Similar to the findings in other countries, hospital pharmacists are the members that are most involved and are considered to have the greatest impact on drug selection [37, 38]. They have a clear insight into the prescribing behaviour of clinicians and of drug expenditure. They also have direct access to therapeutic and organizational drug information resources, and form bridges between medical specialties [39]. The General Board of Hospital Management has little influence but may occasionally be involved in the selection of very expensive drugs [38]. Complications with respect to the achievement of consensus within specific medical specialties mostly relate to the drug groups involved. However, other personal nondrug related issues may be important as well. Evaluation of Dutch HDFs confirmed these findings as it showed remarkable differences. A wide range of drug entities were included in the drug groups considered to be the most complicated in this research [40]. Finally, industrial marketing strategies are known to have an impact on drug selection and prescribing behaviour of both pharmacists and clinicians [13, 16, 41, 42]. Although, this may be considered to be undesirable, it does not implicitly mean that the quality of the drugs selected is affected in a negative manner.

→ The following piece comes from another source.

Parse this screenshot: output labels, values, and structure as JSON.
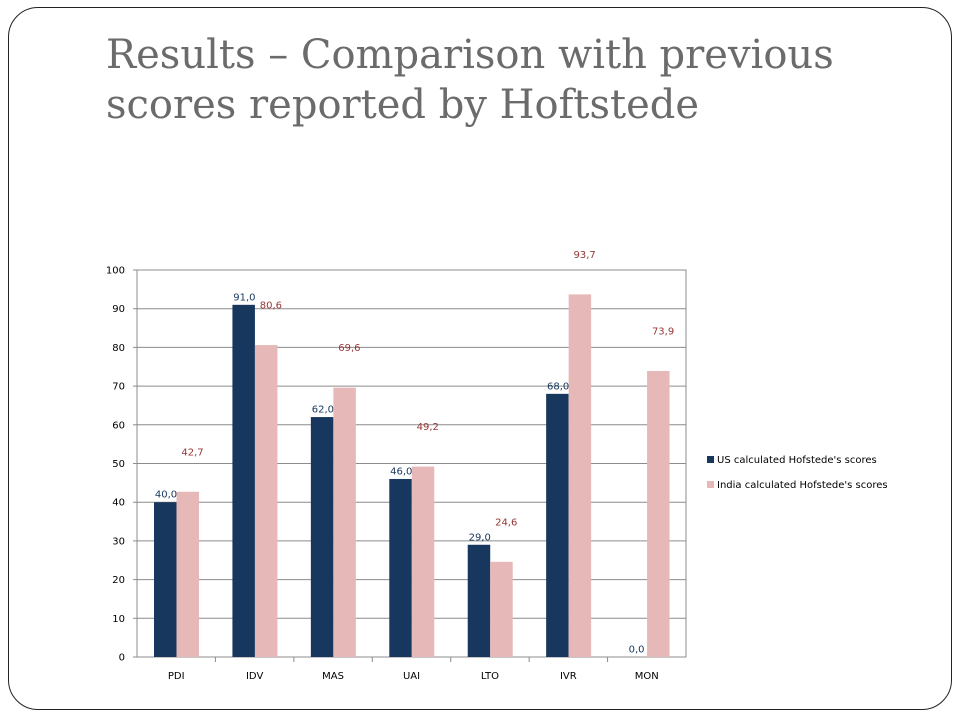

In conclusion, our results indicate that Dutch hospital D & T committees, like the committees in other countries, differ with respect to the clinical expertise represented, and the activities that ensue from their responsibilities. Importantly, there was a considerable lack of transparency in drug selection. These findings substantially clarify the differences previously found between Dutch HDFs.


In view of the necessity for pharmacotherapeutic quality assurance and healthcare economics, Dutch hospital D & T committees should develop detailed guidelines regarding drug selection. In this way, the demands for transparency set by both insurance companies and the government will be met. Furthermore, clinical pharmacologists should be represented on the committees. Professional representation needs to be defined more explicitly and should expand to primary and tertiary healthcare settings in order to establish cross-sectoral D & T committees of pharmacotherapeutic experts. Subsequently, these will be responsible for rational pharmacotherapy across primary, secondary, and tertiary healthcare sectors. Although this may complicate the process of drug selection and the achievement of consensus, on the whole, it is likely to be beneficial to national healthcare. Therefore, the government, insurance companies, and professional medical and pharmaceutical authorities should jointly provide healthcare professionals with detailed regulations on the development, implementation, structure, performance, and monitoring of such cross-sectoral D & T committees.


The authors would like to thank all the survey participants. Furthermore, they gratefully acknowledge the assistance of C. J. de Blaey, Scientific Institute Dutch Pharmacists and C. S. de Vries, Department of Clinical Pharmacology, University of Dundee in survey design and manuscript preparation.